This past Monday, the Appropriations Committee made it clear it isn’t listening to Connecticut parents.
I’ve met the parents asking for a new option in Bridgeport — parents who believe a great school can change their children’s lives, parents who applied to a school for their children and hit the jackpot via a school lottery.
Those parents are the lucky ones. Over Bridgeport 600 families applied to Capital Prep Harbor school, vying for just 250 seats in this fall’s inaugural class. More than 350 children and families came away from the school’s lottery empty handed.
But for the families whose children got in – there’s still bad news.
That’s because this past Monday, the state’s Appropriations Committee proposed a budget that includes cuts of more than $20 million dollars to public charter schools — including funding for Capital Prep Harbor and Stamford Charter School for Excellence — two approved schools that families have been demanding and are counting on.

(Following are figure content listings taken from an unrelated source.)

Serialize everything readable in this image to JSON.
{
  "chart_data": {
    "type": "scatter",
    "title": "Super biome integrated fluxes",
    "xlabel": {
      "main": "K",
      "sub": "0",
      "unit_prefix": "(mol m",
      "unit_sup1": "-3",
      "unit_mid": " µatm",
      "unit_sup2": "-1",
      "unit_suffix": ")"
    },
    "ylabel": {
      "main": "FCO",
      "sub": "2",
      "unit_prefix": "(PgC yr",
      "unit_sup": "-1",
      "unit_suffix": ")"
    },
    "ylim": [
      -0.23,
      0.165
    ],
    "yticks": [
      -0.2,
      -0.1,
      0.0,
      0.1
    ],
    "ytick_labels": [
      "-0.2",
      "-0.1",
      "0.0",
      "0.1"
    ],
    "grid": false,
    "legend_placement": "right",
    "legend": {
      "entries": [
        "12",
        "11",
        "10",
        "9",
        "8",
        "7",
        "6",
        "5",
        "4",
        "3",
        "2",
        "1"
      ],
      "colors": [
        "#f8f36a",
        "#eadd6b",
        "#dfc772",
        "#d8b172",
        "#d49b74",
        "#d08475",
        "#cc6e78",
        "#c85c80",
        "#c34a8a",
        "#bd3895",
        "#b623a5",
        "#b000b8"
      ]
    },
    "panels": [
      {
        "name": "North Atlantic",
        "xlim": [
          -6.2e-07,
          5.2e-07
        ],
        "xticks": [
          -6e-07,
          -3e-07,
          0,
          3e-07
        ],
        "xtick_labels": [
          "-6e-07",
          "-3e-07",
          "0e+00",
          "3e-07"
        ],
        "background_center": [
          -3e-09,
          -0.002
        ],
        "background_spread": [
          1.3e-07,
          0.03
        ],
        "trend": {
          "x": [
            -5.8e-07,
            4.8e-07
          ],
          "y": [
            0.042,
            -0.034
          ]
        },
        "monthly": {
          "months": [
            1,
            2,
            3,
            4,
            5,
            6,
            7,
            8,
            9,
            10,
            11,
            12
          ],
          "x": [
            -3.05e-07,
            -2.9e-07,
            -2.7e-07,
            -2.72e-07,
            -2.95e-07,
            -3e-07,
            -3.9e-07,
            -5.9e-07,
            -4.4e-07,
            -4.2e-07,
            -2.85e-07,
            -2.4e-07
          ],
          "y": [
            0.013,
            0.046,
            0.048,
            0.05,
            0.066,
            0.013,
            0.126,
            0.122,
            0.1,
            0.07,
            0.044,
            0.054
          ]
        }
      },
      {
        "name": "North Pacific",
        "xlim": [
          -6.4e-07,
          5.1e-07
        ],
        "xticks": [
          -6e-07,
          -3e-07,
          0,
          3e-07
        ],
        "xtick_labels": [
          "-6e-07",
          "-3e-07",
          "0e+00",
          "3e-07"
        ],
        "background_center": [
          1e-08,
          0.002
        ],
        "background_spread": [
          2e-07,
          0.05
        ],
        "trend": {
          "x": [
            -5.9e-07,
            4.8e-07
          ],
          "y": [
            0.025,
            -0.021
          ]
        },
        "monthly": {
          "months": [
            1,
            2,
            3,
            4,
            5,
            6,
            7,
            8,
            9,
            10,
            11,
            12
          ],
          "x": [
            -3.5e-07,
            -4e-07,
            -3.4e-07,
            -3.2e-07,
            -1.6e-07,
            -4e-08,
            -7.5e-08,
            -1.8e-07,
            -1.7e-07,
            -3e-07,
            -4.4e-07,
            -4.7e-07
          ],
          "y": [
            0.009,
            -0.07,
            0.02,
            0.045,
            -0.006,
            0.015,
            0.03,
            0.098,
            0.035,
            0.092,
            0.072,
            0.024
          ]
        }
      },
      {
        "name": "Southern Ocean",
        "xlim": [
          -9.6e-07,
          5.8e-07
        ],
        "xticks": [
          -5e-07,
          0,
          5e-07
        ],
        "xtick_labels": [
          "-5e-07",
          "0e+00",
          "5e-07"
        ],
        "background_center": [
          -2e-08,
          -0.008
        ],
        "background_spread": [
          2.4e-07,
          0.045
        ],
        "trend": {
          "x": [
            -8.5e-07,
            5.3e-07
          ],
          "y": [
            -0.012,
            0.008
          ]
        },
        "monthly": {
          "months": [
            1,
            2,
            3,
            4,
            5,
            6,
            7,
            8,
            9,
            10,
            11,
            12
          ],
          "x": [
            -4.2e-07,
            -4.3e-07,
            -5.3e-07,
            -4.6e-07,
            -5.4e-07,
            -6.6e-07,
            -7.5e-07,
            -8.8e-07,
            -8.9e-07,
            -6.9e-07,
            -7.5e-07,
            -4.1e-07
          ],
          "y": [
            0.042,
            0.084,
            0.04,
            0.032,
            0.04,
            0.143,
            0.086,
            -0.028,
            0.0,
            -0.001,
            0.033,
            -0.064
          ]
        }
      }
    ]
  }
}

This budget would stifle the progress we’ve made in the past few years and would hurt the future of children across our state.
Gov. Dannel Malloy’s proposal was a bare bones budget for charter schools, funding commitments that were already made to Connecticut families – nothing more. The Appropriations budget proposal cut to the bone.
We need our legislative leaders to hear the voices of families pleading for more charter schools – and they need to deliver on the promises they’ve made.
The truth about education in Connecticut is hard to hear: black, Hispanic, and low-income students are three grade levels behind their peers, according to the Nation’s Report Card (NAEP). That’s the largest achievement gap in the United States.
Charter schools are helping change that, according to the state. Eighty-six percent of charter elementary schools are outperforming their local district schools. Eighty-three percent of charter high schools are doing the same. In fact, the only two schools that under-perform their local districts are alternative charter schools for students the district had trouble educating.
The State Department of Education (SDE) said it best:
“[Connecticut’s public charter schools] have demonstrated an ability to work towards closing the achievement gap for student bodies that are made up predominately of students of color and from disadvantaged socio-economic backgrounds. The number of charter school seats is growing but not yet keeping up with demand.”
No one – not even the Appropriations Committee — can deny that demand is strong. More than 3,600 students are currently on a waiting list to get into a charter school in Connecticut.
Parents in Stamford and Bridgeport should not have to wait for politicians to decide if they’ll deliver on their promises.
And these schools can’t afford to wait, either. Children and families are planning on their doors opening this fall. The schools need to do the necessary work now to set a strong foundation – not two months from now. They’re responsible for providing a strong, healthy learning environment for their students and they’re taking initiative now to make sure they follow through on that promise.
The Appropriations budget also proposes slashing funding for seat growth in some charters. That means schools asking for a slight increase in the number of students they are allowed to serve – whether it’s because they have a long waiting list or they have new or unused facilities – are left unable to help more kids.
When the state budget doesn’t reflect the needs and demands of families across the state, we’re making the wrong choices.
When we’re in the midst of a billion-dollar budget deficit, we need to be making the smart choices, and that means funding the right investments in our future. Supporting charter schools and the commitments we’ve made to parents and students is the smart choice.
Families are choosing charter schools because they believe in the promise of public education – that a great school can truly transform a child’s life. Many of these parents are expecting a seat at a charter school next year. Legislative leaders must deliver on this.
Legislative leaders, follow through on commitments to charter schools by funding them in the state budget. Let our families know you’re listening.
Jeremiah Grace is Connecticut State Director for the Northeast Charter Schools Network, the non-profit membership association for public charter schools in Connecticut and New York.